Thanks for linking that discussion.
This clone/copy and delete methodology is exactly my thinking. Fully copying a canister through inter-canister calls is both expensive and would take a significant amount of time, not to mention you now introduce a whole bunch of distributed systems problems with what to do if a 1-2GB canister data copy fails in the middle (since you would be splitting the copy process into multiple update calls supposedly).
While this works great for backups, you have to start out by spinning up that extra canister before. This doesn’t work if you’re auto scaling out in a reactionary fashion, and to top it off doesn’t effectively tackle the problem of if you have data that is unevenly distributed (based on a particular primary key).

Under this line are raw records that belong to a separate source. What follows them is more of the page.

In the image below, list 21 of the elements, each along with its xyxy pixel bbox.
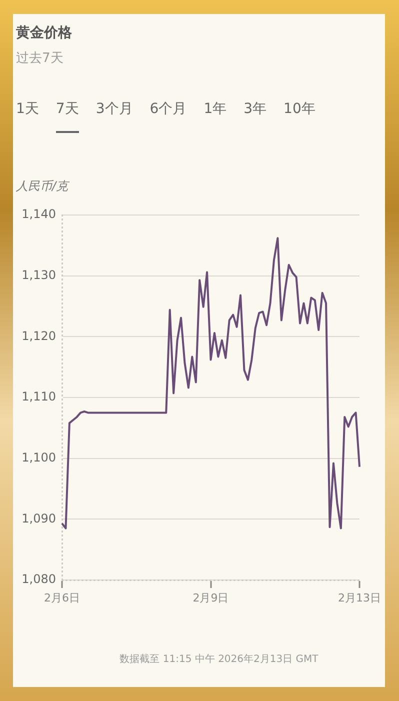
x-tick-label: 2月13日 — [338, 591, 381, 604]
chart-subtitle: 过去7天 — [16, 50, 64, 67]
x-tick-label: 2月9日 — [192, 591, 229, 604]
text: 1天 — [16, 101, 39, 117]
text: 3个月 — [96, 101, 133, 117]
y-tick-label: 1,130 — [22, 268, 56, 282]
text: 数据截至 11:15 中午 2026年2月13日 GMT — [118, 652, 320, 666]
text: 1年 — [204, 101, 227, 117]
y-tick-label: 1,080 — [22, 572, 56, 586]
chart-title: 黄金价格 — [16, 24, 72, 42]
text: 10年 — [284, 101, 316, 117]
y-tick-label: 1,110 — [22, 390, 56, 404]
y-tick-label: 1,120 — [22, 328, 56, 343]
x-tick-label: 2月6日 — [44, 591, 80, 604]
y-tick-label: 1,100 — [22, 450, 56, 464]
text: 7天 — [56, 101, 79, 117]
y-tick-label: 1,090 — [22, 511, 56, 526]
y-tick-label: 1,140 — [22, 207, 56, 222]
y-axis-title: 人民币/克 — [16, 178, 68, 195]
text: 6个月 — [150, 101, 187, 117]
text: 3年 — [244, 101, 267, 117]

The intermediate solution that a few teams have come up with is to find a specific entity that they do not believe will push the 4GB canister limit anytime soon (say a user, or a message chat on OpenChat) and just spin up a new canister for each of those entities. I think that the above will most likely be my approach (in the intermediate term), as I’m certain that a deeper IC based solution (either the replica copy solution or another solution) is the way to go in the long term.
Building off of this, I’m assuming these clones would then be bounded by the individual subnet of a particular application - which would then be the next bottleneck.
@diegop From a brief glance I didn’t see this on the 2022 Sneak Preview RoadMap. Are there any Roadmap items that might tackle this problem or engineers that might be able to comment on the feasibility/work required to perform efficient canister data cloning?